Limitations & Future Work¶

Lack of Wet-lab Validation: SYNC remains a computational proxy; actual synthesis experiments are needed for validation.
Proxy Bias: ES/HS labels from different sources might introduce dataset bias.
Hyperparameter Sensitivity: Guidance is sensitive to intensity (\(\lambda\)) and timing, requiring careful tuning to avoid fragmented molecules.

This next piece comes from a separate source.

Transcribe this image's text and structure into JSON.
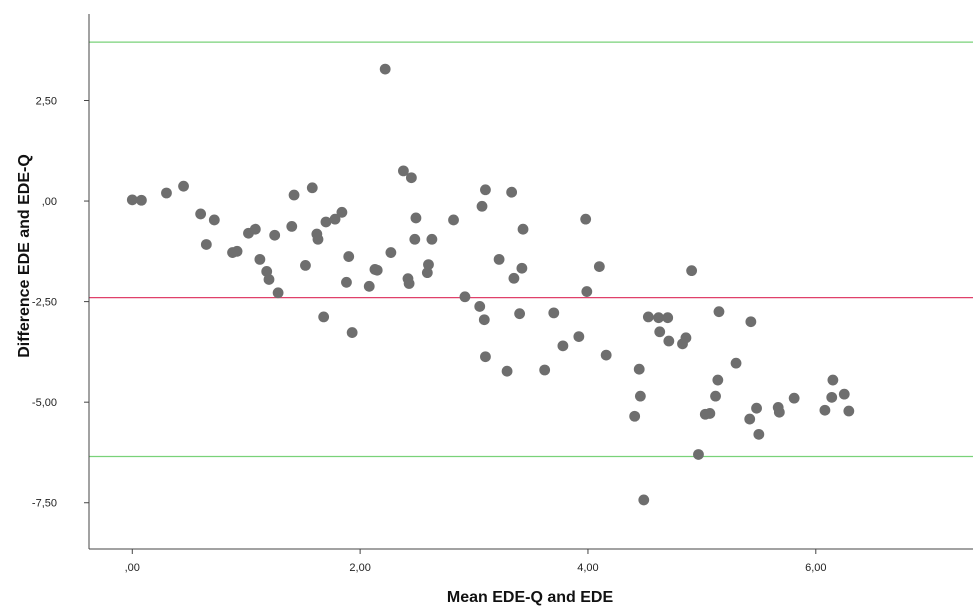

Vs. Traditional Metrics: SYNC offers a better trade-off between speed, accuracy, and differentiability than SA (rule-based), Aizynth (slow), or GASA (non-3D).
Vs. Building-block Methods: While building-block methods ensure synthesizability via templates, they often output 2D structures needing 3D docking. SYNC operates directly in 3D SBDD.
Vs. ChemProjector: Unlike projection methods that can drastically alter structure, SYNC uses local adjustments to improve synthesizability while preserving affinity.

Rating¶

Novelty: ⭐⭐⭐⭐ Integrated use of the classifier for guidance and DPO data generation is clever.
Experimental Thoroughness: ⭐⭐⭐⭐ Cross-dataset benchmarking and multi-backbone validation are solid.
Writing Quality: ⭐⭐⭐⭐ Clear structure and well-motivated sections.
Value: ⭐⭐⭐⭐ Addresses the practical "synthesis gap" in SBDD with a plug-and-play solution.